Employee Experience and the Impact on Profit
For many years, the “employee experience” was simply a way to translate job satisfaction ratings into retention analytics. Since it is no secret that there is a correlation between higher satisfaction ratings with reduced turnover and improved performance, why do organizations still struggle with retention?
In part, the answer rests with balancing corporate goals with employee morale. With the demands of owners and shareholders to achieve metrics that enhance competing in today’s marketplace, many employees find themselves continually challenged by ever increasing goals with reduced resources. So how can hiring managers creatively optimize the ROI of employee staffing and enhance the employee experience?
Creating Mutual Goals
To begin, leadership teams must understand their current workforce. Managers must know where their individual team members are in terms of their career cycle and determine which resources can be provided in order to meet those needs. While most HR departments may offer resources for career development, it is important to continually re-examine the relevancy from an employee’s perspective.
Initial start-ups and small organizations often have the advantage of knowing and sharing their employees’ ambitions and objectives. With smaller teams and often fewer years separating senior management from the newest employee, company goals and personal priorities may often be one in the same. Such companies built upon personal sacrifice and shared equity, create an experience of success for all engaged.

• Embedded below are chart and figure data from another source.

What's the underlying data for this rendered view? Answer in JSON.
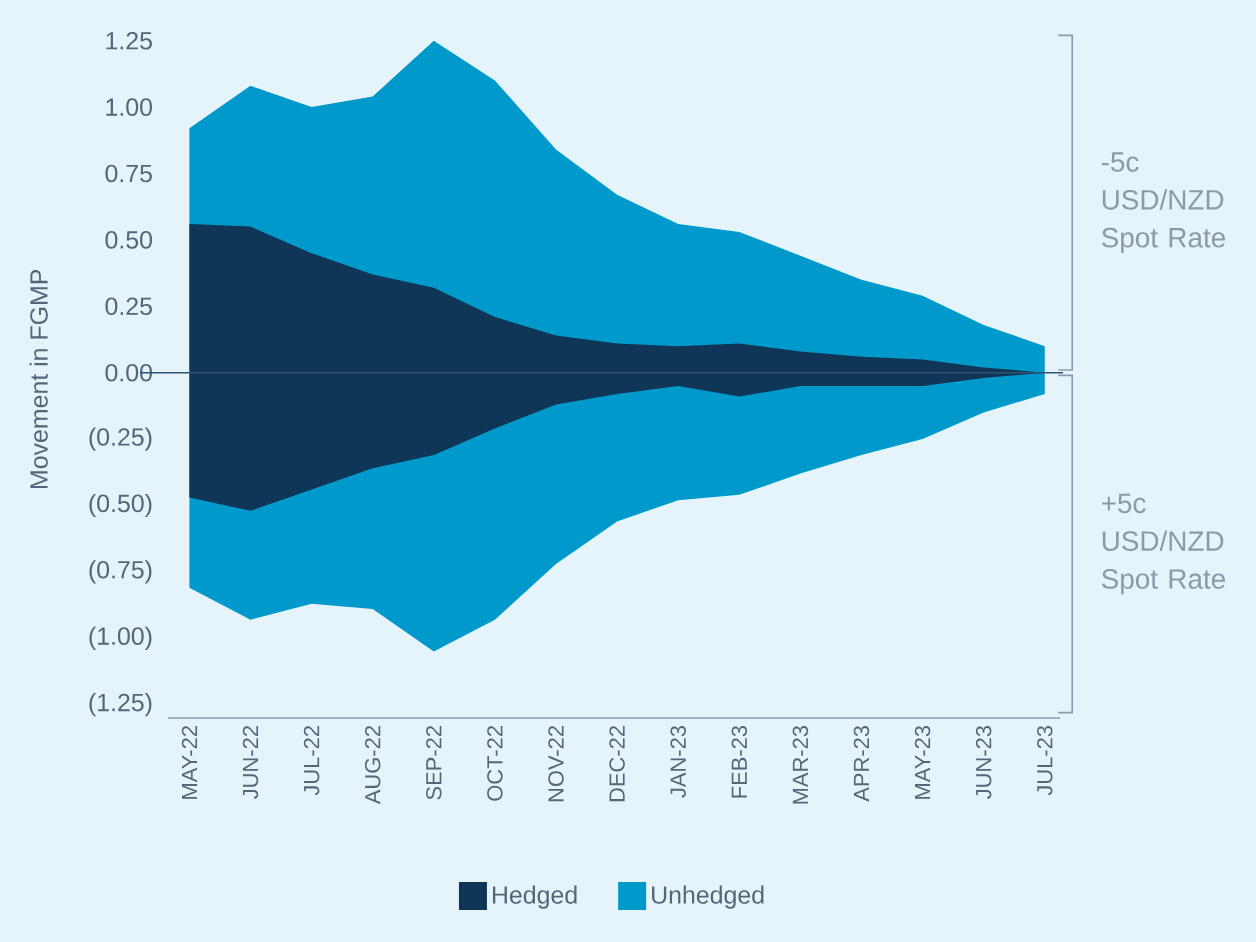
{
  "chart_data": {
    "type": "area",
    "ylabel": "Movement in FGMP",
    "categories": [
      "MAY-22",
      "JUN-22",
      "JUL-22",
      "AUG-22",
      "SEP-22",
      "OCT-22",
      "NOV-22",
      "DEC-22",
      "JAN-23",
      "FEB-23",
      "MAR-23",
      "APR-23",
      "MAY-23",
      "JUN-23",
      "JUL-23"
    ],
    "series": [
      {
        "name": "Hedged",
        "color": "#0f3557",
        "values": [
          0.56,
          0.55,
          0.45,
          0.37,
          0.32,
          0.21,
          0.14,
          0.11,
          0.1,
          0.11,
          0.08,
          0.06,
          0.05,
          0.02,
          0
        ]
      },
      {
        "color": "#0f3557",
        "values": [
          -0.47,
          -0.52,
          -0.44,
          -0.36,
          -0.31,
          -0.21,
          -0.12,
          -0.08,
          -0.05,
          -0.09,
          -0.05,
          -0.05,
          -0.05,
          -0.02,
          0
        ]
      },
      {
        "name": "Unhedged",
        "color": "#0099cc",
        "values": [
          0.92,
          1.08,
          1.0,
          1.04,
          1.25,
          1.1,
          0.84,
          0.67,
          0.56,
          0.53,
          0.44,
          0.35,
          0.29,
          0.18,
          0.1
        ]
      },
      {
        "color": "#0099cc",
        "values": [
          -0.81,
          -0.93,
          -0.87,
          -0.89,
          -1.05,
          -0.93,
          -0.72,
          -0.56,
          -0.48,
          -0.46,
          -0.38,
          -0.31,
          -0.25,
          -0.15,
          -0.08
        ]
      }
    ],
    "ylim": [
      -1.3,
      1.25
    ],
    "yticks": [
      {
        "value": -1.25,
        "label": "(1.25)"
      },
      {
        "value": -1.0,
        "label": "(1.00)"
      },
      {
        "value": -0.75,
        "label": "(0.75)"
      },
      {
        "value": -0.5,
        "label": "(0.50)"
      },
      {
        "value": -0.25,
        "label": "(0.25)"
      },
      {
        "value": 0,
        "label": "0.00"
      },
      {
        "value": 0.25,
        "label": "0.25"
      },
      {
        "value": 0.5,
        "label": "0.50"
      },
      {
        "value": 0.75,
        "label": "0.75"
      },
      {
        "value": 1.0,
        "label": "1.00"
      },
      {
        "value": 1.25,
        "label": "1.25"
      }
    ],
    "ref_lines": [
      {
        "axis": "y",
        "value": 0,
        "color": "#2f5573"
      }
    ],
    "annotations": [
      "-5c USD/NZD Spot Rate",
      "+5c USD/NZD Spot Rate"
    ],
    "legend": "bottom"
  }
}
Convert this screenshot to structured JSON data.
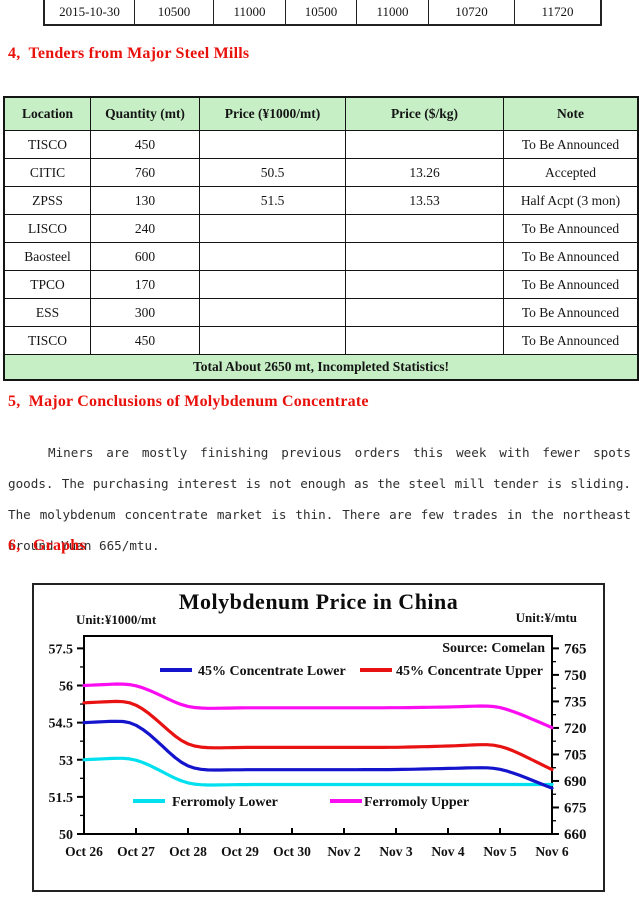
{
  "colors": {
    "heading_red": "#E8110B",
    "table_green": "#C6EFC6",
    "border_black": "#141414"
  },
  "top_table": {
    "rows": [
      [
        "2015-10-30",
        "10500",
        "11000",
        "10500",
        "11000",
        "10720",
        "11720"
      ]
    ]
  },
  "section4": {
    "heading": "4,  Tenders from Major Steel Mills"
  },
  "tender_table": {
    "headers": [
      "Location",
      "Quantity (mt)",
      "Price (¥1000/mt)",
      "Price ($/kg)",
      "Note"
    ],
    "rows": [
      [
        "TISCO",
        "450",
        "",
        "",
        "To Be Announced"
      ],
      [
        "CITIC",
        "760",
        "50.5",
        "13.26",
        "Accepted"
      ],
      [
        "ZPSS",
        "130",
        "51.5",
        "13.53",
        "Half Acpt (3 mon)"
      ],
      [
        "LISCO",
        "240",
        "",
        "",
        "To Be Announced"
      ],
      [
        "Baosteel",
        "600",
        "",
        "",
        "To Be Announced"
      ],
      [
        "TPCO",
        "170",
        "",
        "",
        "To Be Announced"
      ],
      [
        "ESS",
        "300",
        "",
        "",
        "To Be Announced"
      ],
      [
        "TISCO",
        "450",
        "",
        "",
        "To Be Announced"
      ]
    ],
    "footer": "Total About 2650 mt, Incompleted Statistics!"
  },
  "section5": {
    "heading": "5,  Major Conclusions of Molybdenum Concentrate",
    "paragraph": "Miners are mostly finishing previous orders this week with fewer spots goods. The purchasing interest is not enough as the steel mill tender is sliding. The molybdenum concentrate market is thin. There are few trades in the northeast around Yuan 665/mtu."
  },
  "section6": {
    "heading": "6,   Graphs"
  },
  "chart_data": {
    "type": "line",
    "title": "Molybdenum Price in China",
    "unit_left": "Unit:¥1000/mt",
    "unit_right": "Unit:¥/mtu",
    "source": "Source: Comelan",
    "legend_position": "inside",
    "grid": false,
    "categories": [
      "Oct 26",
      "Oct 27",
      "Oct 28",
      "Oct 29",
      "Oct 30",
      "Nov 2",
      "Nov 3",
      "Nov 4",
      "Nov 5",
      "Nov 6"
    ],
    "left_axis": {
      "label": "¥1000/mt",
      "ticks": [
        "57.5",
        "56",
        "54.5",
        "53",
        "51.5",
        "50"
      ],
      "range": [
        50,
        58
      ]
    },
    "right_axis": {
      "label": "¥/mtu",
      "ticks": [
        "765",
        "750",
        "735",
        "720",
        "705",
        "690",
        "675",
        "660"
      ],
      "range": [
        660,
        772
      ]
    },
    "series": [
      {
        "name": "Ferromoly Lower",
        "axis": "right",
        "color": "#00E0EE",
        "values": [
          702,
          703.4,
          687.3,
          688,
          688,
          688,
          688,
          688,
          688,
          688
        ]
      },
      {
        "name": "Ferromoly Upper",
        "axis": "right",
        "color": "#FB0DF2",
        "values": [
          744,
          745.4,
          730.7,
          731.4,
          731.4,
          731.4,
          731.4,
          731.8,
          732.8,
          720.2
        ]
      },
      {
        "name": "45% Concentrate Upper",
        "axis": "left",
        "color": "#E81212",
        "values": [
          55.3,
          55.4,
          53.45,
          53.5,
          53.5,
          53.5,
          53.5,
          53.55,
          53.65,
          52.6
        ]
      },
      {
        "name": "45% Concentrate Lower",
        "axis": "left",
        "color": "#1414CC",
        "values": [
          54.5,
          54.6,
          52.55,
          52.6,
          52.6,
          52.6,
          52.6,
          52.65,
          52.7,
          51.85
        ]
      }
    ]
  }
}
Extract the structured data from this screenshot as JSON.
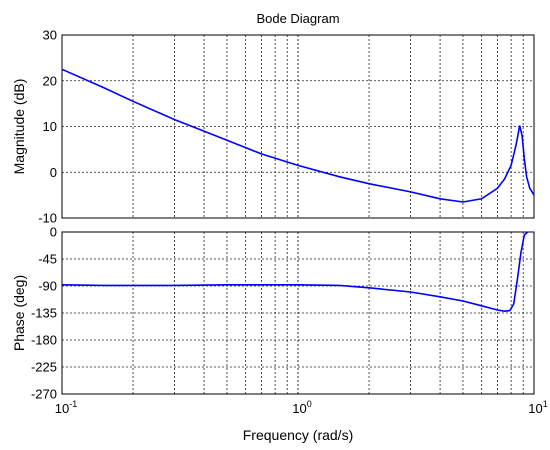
{
  "chart_data": {
    "type": "line",
    "title": "Bode Diagram",
    "xlabel": "Frequency  (rad/s)",
    "x_scale": "log",
    "xlim": [
      0.1,
      10
    ],
    "x_ticks": [
      {
        "base": "10",
        "exp": "-1"
      },
      {
        "base": "10",
        "exp": "0"
      },
      {
        "base": "10",
        "exp": "1"
      }
    ],
    "grid": true,
    "line_color": "#0000ff",
    "panels": [
      {
        "name": "magnitude",
        "ylabel": "Magnitude (dB)",
        "ylim": [
          -10,
          30
        ],
        "yticks": [
          "30",
          "20",
          "10",
          "0",
          "-10"
        ],
        "ytick_values": [
          30,
          20,
          10,
          0,
          -10
        ],
        "x": [
          0.1,
          0.15,
          0.2,
          0.3,
          0.5,
          0.7,
          1.0,
          1.5,
          2,
          3,
          4,
          5,
          6,
          7,
          7.5,
          8,
          8.4,
          8.7,
          8.9,
          9.1,
          9.3,
          9.6,
          10
        ],
        "y": [
          22.5,
          18.5,
          15.5,
          11.5,
          7.0,
          4.0,
          1.5,
          -1.0,
          -2.5,
          -4.3,
          -5.8,
          -6.5,
          -5.8,
          -3.5,
          -1.5,
          1.5,
          6.0,
          10.2,
          8.0,
          3.0,
          -1.0,
          -3.5,
          -5.0
        ]
      },
      {
        "name": "phase",
        "ylabel": "Phase (deg)",
        "ylim": [
          -270,
          0
        ],
        "yticks": [
          "0",
          "-45",
          "-90",
          "-135",
          "-180",
          "-225",
          "-270"
        ],
        "ytick_values": [
          0,
          -45,
          -90,
          -135,
          -180,
          -225,
          -270
        ],
        "x": [
          0.1,
          0.15,
          0.2,
          0.3,
          0.5,
          0.7,
          1.0,
          1.5,
          2,
          3,
          4,
          5,
          6,
          7,
          7.5,
          7.9,
          8.2,
          8.5,
          8.8,
          9.1,
          9.4
        ],
        "y": [
          -88,
          -89,
          -89,
          -89,
          -88,
          -88,
          -88,
          -89,
          -93,
          -100,
          -108,
          -115,
          -123,
          -130,
          -132,
          -131,
          -120,
          -80,
          -35,
          -5,
          0
        ]
      }
    ]
  }
}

However, for mid-sized and larger organizations that have continued to grow through multiple decades, both the challenges and opportunities increase. In order to engage individual employees, HR must build a strategic network of communication to ask key questions and translate responses into opportunities. Consider the example outlined in a recent Forbes Article by Jeanne Meister, dated May 13, 2016 titled: Workplace as an Experience; Three New HR Roles Emerge.
Each year, IBM examines risk factors like location, compensation, employee engagement sentiment, and even manager engagement at the aggregate level for both a country and job role. Then it’s the job of Anshul Sheopuri, People Analytics Director, and his team to use machine learning to calculate the relative importance of these and other factors, all while maintaining employee privacy. The end result is the identification of employee groups in key job roles at risk of finding opportunities outside of IBM and a program of thoughtful manager intervention to prevent departures. This initiative has been reported to save IBM about $130 million dollars, as measured by the avoiding the inevitable costs of hiring and training replacements.
The article goes on to cite how another organization has expanded their HR scope to include a broader sense of employee engagement.
At Forrester, this new role is focused on creating an awesome employee experience, so new hires stay and are engaged during their first few years. Often research shows new employees with tenure of less than two years leave because of frustration with unproductive, poorly optimized work processes.
… Symons works on a range of projects from examining how to use Glassdoor and other employer rating sites to strengthen the brand to creating awesome employee experiences across the employee life cycle, from new hires to long tenured employees, and even exploring how Forrester alumni can advocate for the company’s employer brand.
Producing a positive employee experience is about creating the existence of mutuality in goals between employee and employer. By focusing on real objectives to improve employee engagement, organizations can create an environment where profit and positive experience go hand in hand.